İçlerinden bir topluluk: «Allah'ın helâk edeceği yahut şiddetli bir şekilde azap edeceği bir kavme ne diye öğüt veriyorsunuz?» dedi. (Öğüt verenler) dediler ki: "Rabbimize mazeret olmak üzere.. Belki sakınırlar" demişlerdi.

Ömer Nasuhi Bilmen

Ve hani onlardan bir cemaat de dedi ki: «Allah Teâlâ´nın kendilerini helâk edeceği ve şiddetli bir azap ile muazzep kılacağı bir gürûha ne için nasihatta bulunuyorsunuz?» Dediler ki: «Rabbinize karşı itizarda bulunmak için.» Ve umulur ki, ittikada bulunurlar.

Rowwad Translation Center

Onlardan bir topluluk şöyle diyordu: "Allah’ın helâk edeceği ve şiddetli bir ceza ile cezalandıracağı topluma niye öğüt veriyorsunuz?" Onlar da: "Rabbinize karşı bir mazeret beyan edelim diye bir de belki sakınırlar/takvalı olurlar diye öğüt veriyoruz." dediler.

Şaban Piriş

Onlardan bir topluluk şöyle diyordu: -Allah’ın helak edeceği ve şiddetli bir ceza ile cezalandıracağı topluma niye öğüt veriyorsunuz? -Rabbinize karşı bir mazeret olsun ve belki sakınırlar! diye cevap verdiler..

Shaban Britch

Onlardan bir topluluk şöyle diyordu: Allah’ın helak edeceği ve şiddetli bir ceza ile cezalandıracağı topluma niye öğüt veriyorsunuz?
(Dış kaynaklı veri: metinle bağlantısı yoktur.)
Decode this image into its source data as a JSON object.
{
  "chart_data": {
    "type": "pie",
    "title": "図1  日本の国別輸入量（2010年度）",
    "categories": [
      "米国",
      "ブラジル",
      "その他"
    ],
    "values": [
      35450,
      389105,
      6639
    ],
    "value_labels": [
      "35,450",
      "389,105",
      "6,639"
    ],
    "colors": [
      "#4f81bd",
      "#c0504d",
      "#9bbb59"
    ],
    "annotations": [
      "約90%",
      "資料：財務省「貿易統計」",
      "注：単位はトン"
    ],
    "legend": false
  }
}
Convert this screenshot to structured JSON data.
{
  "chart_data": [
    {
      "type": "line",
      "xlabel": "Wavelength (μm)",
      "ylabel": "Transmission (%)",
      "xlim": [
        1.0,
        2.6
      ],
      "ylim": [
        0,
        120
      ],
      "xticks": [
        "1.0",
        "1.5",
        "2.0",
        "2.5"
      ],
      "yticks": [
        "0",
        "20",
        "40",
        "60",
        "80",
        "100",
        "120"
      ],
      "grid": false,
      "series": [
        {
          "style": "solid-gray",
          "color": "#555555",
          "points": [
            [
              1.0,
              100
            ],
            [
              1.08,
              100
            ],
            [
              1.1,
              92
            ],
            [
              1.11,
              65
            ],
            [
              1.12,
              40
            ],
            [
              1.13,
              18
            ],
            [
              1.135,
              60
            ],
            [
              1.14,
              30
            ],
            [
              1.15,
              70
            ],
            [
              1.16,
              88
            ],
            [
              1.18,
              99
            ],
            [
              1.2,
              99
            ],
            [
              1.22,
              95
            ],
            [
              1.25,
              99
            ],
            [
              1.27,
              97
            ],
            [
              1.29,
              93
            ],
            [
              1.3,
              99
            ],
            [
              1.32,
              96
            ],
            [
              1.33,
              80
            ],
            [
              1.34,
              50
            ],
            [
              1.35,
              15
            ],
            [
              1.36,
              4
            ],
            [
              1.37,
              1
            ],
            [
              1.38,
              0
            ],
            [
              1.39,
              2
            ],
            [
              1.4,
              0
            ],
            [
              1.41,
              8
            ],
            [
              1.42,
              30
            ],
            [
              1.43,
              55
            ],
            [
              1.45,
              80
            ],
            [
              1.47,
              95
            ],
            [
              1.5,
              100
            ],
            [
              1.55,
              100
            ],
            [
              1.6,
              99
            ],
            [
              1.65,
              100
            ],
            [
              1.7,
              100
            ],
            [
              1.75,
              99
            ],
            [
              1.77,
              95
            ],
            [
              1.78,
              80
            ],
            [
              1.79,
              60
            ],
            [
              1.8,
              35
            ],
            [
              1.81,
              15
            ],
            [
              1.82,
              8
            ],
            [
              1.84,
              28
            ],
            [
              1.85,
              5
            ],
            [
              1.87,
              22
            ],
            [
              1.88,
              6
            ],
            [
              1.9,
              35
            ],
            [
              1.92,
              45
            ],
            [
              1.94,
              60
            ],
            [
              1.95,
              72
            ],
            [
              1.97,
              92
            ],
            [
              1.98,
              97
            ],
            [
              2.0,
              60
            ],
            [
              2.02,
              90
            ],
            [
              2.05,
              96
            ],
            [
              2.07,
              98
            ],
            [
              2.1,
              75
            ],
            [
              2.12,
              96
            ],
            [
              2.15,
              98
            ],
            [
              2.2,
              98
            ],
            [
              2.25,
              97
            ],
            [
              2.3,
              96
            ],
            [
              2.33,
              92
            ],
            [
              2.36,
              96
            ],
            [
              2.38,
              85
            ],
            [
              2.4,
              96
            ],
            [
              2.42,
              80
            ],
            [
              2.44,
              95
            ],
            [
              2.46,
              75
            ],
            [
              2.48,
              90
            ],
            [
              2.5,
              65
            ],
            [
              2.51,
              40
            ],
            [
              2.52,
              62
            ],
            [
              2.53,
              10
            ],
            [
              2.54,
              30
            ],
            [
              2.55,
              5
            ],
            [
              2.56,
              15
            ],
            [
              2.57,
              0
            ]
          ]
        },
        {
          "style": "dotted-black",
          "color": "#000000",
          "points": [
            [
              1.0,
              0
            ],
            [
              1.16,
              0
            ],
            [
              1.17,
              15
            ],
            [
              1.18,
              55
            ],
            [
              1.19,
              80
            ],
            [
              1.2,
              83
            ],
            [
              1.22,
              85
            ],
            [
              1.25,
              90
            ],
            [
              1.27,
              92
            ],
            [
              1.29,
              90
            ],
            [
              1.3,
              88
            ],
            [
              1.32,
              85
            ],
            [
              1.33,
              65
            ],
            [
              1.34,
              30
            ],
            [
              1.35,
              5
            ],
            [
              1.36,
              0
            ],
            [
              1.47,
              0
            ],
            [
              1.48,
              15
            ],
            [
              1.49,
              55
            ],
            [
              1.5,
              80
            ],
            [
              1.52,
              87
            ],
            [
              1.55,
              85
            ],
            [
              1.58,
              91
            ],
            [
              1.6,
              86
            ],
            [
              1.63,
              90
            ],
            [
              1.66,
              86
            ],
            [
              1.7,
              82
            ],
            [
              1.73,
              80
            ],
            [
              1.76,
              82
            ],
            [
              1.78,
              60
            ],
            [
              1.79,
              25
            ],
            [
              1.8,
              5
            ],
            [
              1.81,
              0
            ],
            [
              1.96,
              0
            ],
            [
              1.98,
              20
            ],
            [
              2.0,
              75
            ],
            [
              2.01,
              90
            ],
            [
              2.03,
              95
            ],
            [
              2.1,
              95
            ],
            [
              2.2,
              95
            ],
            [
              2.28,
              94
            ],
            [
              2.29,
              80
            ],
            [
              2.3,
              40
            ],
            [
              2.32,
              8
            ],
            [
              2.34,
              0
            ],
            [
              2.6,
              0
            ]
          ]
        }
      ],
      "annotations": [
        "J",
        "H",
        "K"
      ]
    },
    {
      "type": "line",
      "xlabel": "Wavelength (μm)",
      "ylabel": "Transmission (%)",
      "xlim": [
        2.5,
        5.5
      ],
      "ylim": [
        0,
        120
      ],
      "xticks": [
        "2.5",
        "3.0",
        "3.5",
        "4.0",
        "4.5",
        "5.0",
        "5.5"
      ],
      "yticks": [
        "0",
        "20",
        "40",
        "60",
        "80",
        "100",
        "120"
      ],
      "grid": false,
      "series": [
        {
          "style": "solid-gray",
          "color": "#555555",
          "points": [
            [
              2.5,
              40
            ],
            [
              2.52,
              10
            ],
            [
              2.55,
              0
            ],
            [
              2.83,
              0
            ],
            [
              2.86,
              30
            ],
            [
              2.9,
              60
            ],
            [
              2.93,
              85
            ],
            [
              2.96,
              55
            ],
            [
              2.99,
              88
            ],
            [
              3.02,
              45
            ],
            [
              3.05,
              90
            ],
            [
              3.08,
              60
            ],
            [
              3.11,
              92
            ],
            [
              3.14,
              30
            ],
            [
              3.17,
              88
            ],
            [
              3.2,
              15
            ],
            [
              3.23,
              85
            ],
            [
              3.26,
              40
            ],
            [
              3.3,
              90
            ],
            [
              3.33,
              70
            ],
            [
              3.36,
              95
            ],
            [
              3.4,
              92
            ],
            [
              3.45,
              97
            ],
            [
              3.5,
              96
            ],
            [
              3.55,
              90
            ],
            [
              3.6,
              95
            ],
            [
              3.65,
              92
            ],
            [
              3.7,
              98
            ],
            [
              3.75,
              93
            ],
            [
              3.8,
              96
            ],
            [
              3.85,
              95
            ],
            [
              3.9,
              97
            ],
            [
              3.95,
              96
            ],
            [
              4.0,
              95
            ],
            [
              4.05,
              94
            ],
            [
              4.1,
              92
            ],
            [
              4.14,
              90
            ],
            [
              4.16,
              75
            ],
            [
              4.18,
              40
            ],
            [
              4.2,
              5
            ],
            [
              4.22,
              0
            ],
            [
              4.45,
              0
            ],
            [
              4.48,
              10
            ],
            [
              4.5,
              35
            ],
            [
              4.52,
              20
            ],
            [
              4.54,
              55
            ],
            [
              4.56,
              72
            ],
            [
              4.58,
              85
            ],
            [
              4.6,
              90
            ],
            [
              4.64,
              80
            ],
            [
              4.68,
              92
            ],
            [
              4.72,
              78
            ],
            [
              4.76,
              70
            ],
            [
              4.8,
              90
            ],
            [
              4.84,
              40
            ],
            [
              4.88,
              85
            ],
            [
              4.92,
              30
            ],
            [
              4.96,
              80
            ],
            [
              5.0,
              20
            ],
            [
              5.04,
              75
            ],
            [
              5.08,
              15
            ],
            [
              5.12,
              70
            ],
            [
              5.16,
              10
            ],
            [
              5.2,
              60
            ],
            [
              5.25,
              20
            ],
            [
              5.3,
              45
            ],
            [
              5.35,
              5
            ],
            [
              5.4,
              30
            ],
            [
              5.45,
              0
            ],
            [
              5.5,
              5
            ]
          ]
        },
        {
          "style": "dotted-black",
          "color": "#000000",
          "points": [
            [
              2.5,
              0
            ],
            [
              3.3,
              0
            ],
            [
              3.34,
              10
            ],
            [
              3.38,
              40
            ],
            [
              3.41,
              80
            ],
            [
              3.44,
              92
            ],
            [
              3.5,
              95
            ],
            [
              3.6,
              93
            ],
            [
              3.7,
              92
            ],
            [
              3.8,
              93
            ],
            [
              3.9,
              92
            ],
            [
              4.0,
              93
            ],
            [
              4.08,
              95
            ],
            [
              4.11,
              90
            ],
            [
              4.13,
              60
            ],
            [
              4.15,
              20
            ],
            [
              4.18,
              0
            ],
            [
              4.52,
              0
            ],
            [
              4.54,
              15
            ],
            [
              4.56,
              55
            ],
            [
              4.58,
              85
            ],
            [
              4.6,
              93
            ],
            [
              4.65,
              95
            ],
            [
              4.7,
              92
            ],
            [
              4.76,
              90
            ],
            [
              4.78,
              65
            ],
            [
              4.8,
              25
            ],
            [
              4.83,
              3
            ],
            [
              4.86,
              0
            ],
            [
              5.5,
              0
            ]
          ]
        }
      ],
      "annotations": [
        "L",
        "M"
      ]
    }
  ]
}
Rabbinize karşı bir mazeret beyan edelim diye bir de belki sakınırlar/takvalı olurlar! diye cevap verdiler.

Suat Yıldırım

Hani onlardan bir cemaat: “Allah'ın yerle bir edeceği veya şiddetli bir felaket göndereceği şu gürûha ne diye boşuna öğüt verip duruyorsunuz?” demişti.O salih kişiler de: “Rabbinize mazeret arz edebilmek için! Bir de ne bilirsiniz, olur ki Allah’a karşı gelmekten nihayet sakınırlar ümidiyle öğüt veriyoruz.” diye cevap verdiler.

Süleyman Ateş

İçlerinden bir topluluk: "Allah'ın helak edeceği, yahut şiddetli bir şekilde azabedeceği bir kavme artık ne diye öğüt veriyorsunuz?" dedi. Dediler ki: "Rabbinize ma'zeret (beyan edebilmek) için, bir de belki korunurlar diye (öğüt veriyoruz)."

Tefhim-ul Kuran

Onlardan bir topluluk: «Allah´ın kendilerini yıkıma uğratmak veya şiddetli bir azaba uğratmak istediği bir kavme ne diye öğüt veriyorsunuz?» dediğinde «Rabbinize karşı bir özür için ve bir ihtimal sakınabilirler, diye» dediler.

Yaşar Nuri Öztürk

İçlerinden bir topluluk şöyle dedi: "Allah'ın helâk edeceği yahut şiddetli bir azapla azaplandıracağı bir topluma ne diye öğüt verip duruyorsunuz?" Dediler ki: "Rabbinize karşı bir mazeret olsun diye ve bir de korunup sakınırlar ümidiyle."